Replenishing the city’s beaches from harbor dredging has not been enough to save them from sand erosion.

OCEANSIDE—A stretch of beach along the North San Diego County coast is beginning to disappear, and the city of Oceanside hopes to do something about it.

Oceanside’s City Council directed the city’s staff to draft an amendment to the Capital Improvement Budget; the proposed amendment would allow for the city to study a beach sand retention project design. The budget amendment, if approved, would allow Oceanside to fund sand retention projects. Council members will review and discuss details at a later meeting.

For now Oceanside will have to continue relying upon the U.S. Army Corps of Engineers to provide sand for the city’s beachfront. The Army Corps of Engineers dredges sand from Oceanside Harbor each year, and then dumps the sand onto the local beachfront.

The issue, however, is high tide: the city’s stretch of beach suffers from sand erosion whenever waves crash upon a rip rap separating the seaside from the rest of the city.

Oceanside was home to wide beaches before the arrival of Camp Pendleton and the city’s harbor, particularly along a stretch of Oceanside coast south of San Luis Rey River, according to a report in the San Diego Union-Tribune.

The same news report stated several federal government studies confirmed Oceanside Harbor was cited as the reason why the city’s once wide beachfront is now struggling to retain sand.

Another part of the problem: sand from Oceanside reportedly navigates south to cities such as Carlsbad and Encinitas. Sand does not return from the north, however, thanks to a jetty at Del Mar Beach.

Sand doesn’t come to Oceanside’s beaches from the San Luis Rey River, thanks to a dam at a freshwater lake several miles inland.

An Army Corps of Engineers study on the Oceanside shoreline, mandated by an act of Congress in 2000, is still underway and not yet completed – almost 20 years after it was authorized.

A group of Oceanside residents, meanwhile, have banded together in hopes of protecting and preserving the city’s stretch of beaches. The group – !S.O.S. Oceanside! – has specifically advocated for the installation of groins along the city’s coastline. Groins, according to the !S.O.S. Oceanside Facebook page, are “short, narrow jetty-like structures built to the water’s edge to prevent coastal erosion.”

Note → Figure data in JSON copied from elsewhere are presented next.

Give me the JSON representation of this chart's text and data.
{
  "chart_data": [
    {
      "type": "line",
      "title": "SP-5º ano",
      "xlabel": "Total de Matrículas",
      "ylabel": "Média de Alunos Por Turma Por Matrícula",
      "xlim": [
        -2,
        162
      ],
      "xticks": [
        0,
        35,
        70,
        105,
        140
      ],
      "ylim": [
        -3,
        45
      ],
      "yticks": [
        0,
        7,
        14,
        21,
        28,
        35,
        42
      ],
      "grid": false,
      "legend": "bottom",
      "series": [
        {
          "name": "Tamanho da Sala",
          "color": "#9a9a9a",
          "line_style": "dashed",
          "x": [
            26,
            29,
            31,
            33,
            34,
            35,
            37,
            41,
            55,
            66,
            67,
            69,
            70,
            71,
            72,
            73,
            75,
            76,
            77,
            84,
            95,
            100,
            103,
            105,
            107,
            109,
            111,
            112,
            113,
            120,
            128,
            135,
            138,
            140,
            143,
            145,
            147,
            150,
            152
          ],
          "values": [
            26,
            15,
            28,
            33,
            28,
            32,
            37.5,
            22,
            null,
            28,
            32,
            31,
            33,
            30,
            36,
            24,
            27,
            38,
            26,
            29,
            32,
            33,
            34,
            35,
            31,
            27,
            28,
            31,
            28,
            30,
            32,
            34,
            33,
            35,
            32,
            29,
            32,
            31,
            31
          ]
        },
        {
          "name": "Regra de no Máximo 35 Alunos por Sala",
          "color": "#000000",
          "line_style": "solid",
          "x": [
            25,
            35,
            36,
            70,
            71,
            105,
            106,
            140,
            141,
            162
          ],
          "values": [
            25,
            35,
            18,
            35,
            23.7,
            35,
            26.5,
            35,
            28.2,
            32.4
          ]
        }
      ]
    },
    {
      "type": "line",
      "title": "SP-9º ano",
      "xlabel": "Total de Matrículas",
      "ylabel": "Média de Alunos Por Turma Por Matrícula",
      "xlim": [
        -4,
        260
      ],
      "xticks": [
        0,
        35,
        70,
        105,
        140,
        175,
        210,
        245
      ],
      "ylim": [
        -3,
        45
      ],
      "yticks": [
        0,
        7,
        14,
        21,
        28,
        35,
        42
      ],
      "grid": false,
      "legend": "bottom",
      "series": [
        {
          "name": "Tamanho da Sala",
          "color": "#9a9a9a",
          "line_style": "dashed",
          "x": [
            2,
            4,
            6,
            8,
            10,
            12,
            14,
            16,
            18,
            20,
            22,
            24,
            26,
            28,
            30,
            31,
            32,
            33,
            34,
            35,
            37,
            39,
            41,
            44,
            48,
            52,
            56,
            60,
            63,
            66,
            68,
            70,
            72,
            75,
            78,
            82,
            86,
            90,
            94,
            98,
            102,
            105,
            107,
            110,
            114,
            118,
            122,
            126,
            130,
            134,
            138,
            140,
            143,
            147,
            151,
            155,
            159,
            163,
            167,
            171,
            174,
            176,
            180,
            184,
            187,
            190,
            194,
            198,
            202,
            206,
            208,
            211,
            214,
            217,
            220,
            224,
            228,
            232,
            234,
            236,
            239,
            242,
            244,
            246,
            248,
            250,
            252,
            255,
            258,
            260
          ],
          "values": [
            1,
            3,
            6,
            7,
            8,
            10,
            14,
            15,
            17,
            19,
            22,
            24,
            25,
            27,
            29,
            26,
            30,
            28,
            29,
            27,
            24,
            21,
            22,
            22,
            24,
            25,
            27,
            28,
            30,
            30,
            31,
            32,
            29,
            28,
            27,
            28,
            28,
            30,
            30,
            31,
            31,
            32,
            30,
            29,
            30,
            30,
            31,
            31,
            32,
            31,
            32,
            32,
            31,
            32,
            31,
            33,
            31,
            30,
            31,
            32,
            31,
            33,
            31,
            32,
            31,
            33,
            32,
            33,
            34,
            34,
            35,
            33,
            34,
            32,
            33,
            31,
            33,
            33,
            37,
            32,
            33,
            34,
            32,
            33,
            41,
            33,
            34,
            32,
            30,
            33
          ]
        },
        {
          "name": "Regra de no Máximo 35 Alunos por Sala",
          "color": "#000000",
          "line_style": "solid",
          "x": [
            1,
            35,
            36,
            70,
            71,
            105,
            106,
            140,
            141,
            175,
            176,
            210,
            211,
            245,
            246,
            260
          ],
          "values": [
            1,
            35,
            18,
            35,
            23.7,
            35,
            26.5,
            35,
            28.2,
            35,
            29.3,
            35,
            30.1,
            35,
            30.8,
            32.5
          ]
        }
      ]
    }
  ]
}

“A fortified sandy beach can be Oceanside’s best tourist attraction, will protect property from storm damage, and bring back the wildlife that used to thrive on our shores,” the group’s Facebook page stated. “The disappearing beach sand has also affected Public Safety, as our local Fire Department/Lifeguards can no longer drive onto the beaches here with their emergency service vehicles.”

The “S.O.S.” in !S.O.S. Oceanside! stands for “Save Oceanside Sand.” The group held a meeting and beach party at Oceanside’s Buccaneer Beach Park on Oct. 13.

Oceanside city staff is expected to bring a proposal and report at an upcoming meeting. The Log will follow-up with this story when it is back on the Oceanside City Council agenda.